Clash of the Titans ($61.2), Taken 2 ($49.5), Wrath of the Titans ($33.4), Non-Stop ($30.0), The A-Team ($25.6), Battleship ($25.5), Taken ($24.7), Unknown ($21.8), The Grey ($19.6)

That ranks this weekend's Non-Stop as Neeson's best nonsequel opener in the post-Taken era. Folks are only encouraging Liam to continue working with director Jaume Collet-Serra who made us believe in the insanity of Orphan, a film whose big twist looks positively plausible compared to Unknown and Non-Stop. The director who kicked off his career giving Paris Hilton a big-screen job in the House of Wax remake is not getting better in the big chair; in fact he's regressing. And even though the grosses are going up, the faith in Neeson is beginning to look a little Cage-y. He already has a third project with Serra in the works for next February called Run All Night. What's it about? According to IMDb, "An aging hit man is forced to take on his brutal former boss to protect his estranged son and his family." No familiarity there, right? We'll see in 2015 if we're talking about Run All Night grossing more in its opening weeknd than Rob Roy ($31.5) or Darkman ($33.8) did in their entirety.


Turning Wine into Water

Or is it the other way around? It is in the Bible. After all, why would anyone do the opposite unless they were a recovering alcoholic? But when it comes to whatever quality there may have been in the History Channel's Bible miniseries, it has most assuredly been watered down to give you only 138 minutes of it in the theater. Sure, they found some cut footage deemed unworthy of the time constraints of commercial television and stuck it back in, but the paying customers spent over $26 million this weekend on Son of God. They could have stayed home and ordered the full miniseries on DVD for $25 at Amazon. ($45 if they wanted the Blu-ray.)
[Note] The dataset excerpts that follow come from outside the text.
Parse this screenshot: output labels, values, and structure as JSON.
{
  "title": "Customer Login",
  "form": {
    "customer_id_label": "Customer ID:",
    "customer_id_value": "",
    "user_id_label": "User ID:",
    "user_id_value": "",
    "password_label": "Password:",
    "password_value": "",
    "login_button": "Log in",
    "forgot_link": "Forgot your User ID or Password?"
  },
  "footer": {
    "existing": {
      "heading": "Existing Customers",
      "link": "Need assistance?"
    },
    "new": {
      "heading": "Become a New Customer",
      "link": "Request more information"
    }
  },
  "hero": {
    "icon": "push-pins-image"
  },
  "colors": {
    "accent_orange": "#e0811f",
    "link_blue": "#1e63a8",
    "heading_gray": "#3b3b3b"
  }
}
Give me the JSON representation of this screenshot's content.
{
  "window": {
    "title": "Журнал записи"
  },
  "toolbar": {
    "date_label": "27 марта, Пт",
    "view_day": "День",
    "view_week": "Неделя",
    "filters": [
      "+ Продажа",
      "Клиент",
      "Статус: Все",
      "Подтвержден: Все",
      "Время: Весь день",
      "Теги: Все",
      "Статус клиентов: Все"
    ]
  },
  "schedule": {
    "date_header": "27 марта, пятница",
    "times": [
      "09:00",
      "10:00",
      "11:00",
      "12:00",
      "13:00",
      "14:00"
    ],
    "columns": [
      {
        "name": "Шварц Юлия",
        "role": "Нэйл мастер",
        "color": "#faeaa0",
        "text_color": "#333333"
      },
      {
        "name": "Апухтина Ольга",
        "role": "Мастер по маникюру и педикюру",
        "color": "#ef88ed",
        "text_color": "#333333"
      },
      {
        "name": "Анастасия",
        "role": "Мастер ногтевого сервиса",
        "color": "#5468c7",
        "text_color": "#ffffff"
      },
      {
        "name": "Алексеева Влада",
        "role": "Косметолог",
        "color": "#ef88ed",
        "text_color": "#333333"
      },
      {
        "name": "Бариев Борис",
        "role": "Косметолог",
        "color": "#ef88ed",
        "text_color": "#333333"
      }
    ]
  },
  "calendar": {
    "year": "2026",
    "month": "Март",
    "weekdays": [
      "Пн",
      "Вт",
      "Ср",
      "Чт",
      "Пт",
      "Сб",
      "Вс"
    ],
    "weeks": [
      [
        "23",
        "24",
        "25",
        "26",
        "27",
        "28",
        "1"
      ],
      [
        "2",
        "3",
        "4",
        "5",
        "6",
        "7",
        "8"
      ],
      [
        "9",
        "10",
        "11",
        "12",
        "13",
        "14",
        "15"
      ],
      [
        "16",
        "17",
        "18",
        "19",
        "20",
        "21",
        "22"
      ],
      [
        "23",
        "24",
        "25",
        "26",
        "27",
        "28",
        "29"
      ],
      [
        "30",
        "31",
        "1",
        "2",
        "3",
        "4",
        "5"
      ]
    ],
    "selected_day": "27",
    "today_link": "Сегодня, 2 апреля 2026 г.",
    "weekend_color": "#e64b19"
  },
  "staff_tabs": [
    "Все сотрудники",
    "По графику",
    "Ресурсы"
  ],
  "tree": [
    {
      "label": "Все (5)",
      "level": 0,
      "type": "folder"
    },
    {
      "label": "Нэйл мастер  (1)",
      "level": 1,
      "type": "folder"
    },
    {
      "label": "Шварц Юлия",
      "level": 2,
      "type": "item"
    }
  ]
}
Listing the comparisons of religious movies are pointless since few have generated the kind of serious box office heat other than the ones involving Mel Gibson, Tyler Perry or those Narnia movies where none other than Liam Neeson played the Jesus Lion. All eyes will next be on the T.D. Jakes-produced Heaven Is for Real in April. In the meantime, Son of God will surpass The Nativity Story and other faith-based films like Courageous and Fireproof faster than Kirk Cameron can spout the hateful crazy. And this is coming from both a Catholic school attendee and former altar boy. So, before you throw the first stone and all... at least consider seeing The Lego Movie before something you can already see at home.


How Is Sony Doing?

We ask because we care. Also because it has the bulk of the films in the top 10 and none of them are doing great, even with inflated ticket prices. Pompeii is a certifiable disaster that may not hit $25 million here in the states. If that's the case it is going to need about another $167 million overseas to stay out of the red. RoboCop (which is days away from outgrossing Paul Verhoeven's 1987 masterpiece) has done very well overseas but still needs about another $125 million to break even. George Clooney's The Monuments Men keeps chugging along with over $65 million at home, but must break $100 million overseas for the big "toldya so" to Daniel Loeb. Only About Last Night (which HAS surpassed the gross of the 1986 original) is close to breaking even. Sony may end up needing a little piece of Heaven, when the T.D. Jakes film opens the week before Easter.

Erik Childress can be seen each Thursday morning on WCIU-TV's First Business breaking down the box office on the Movies & Money segment.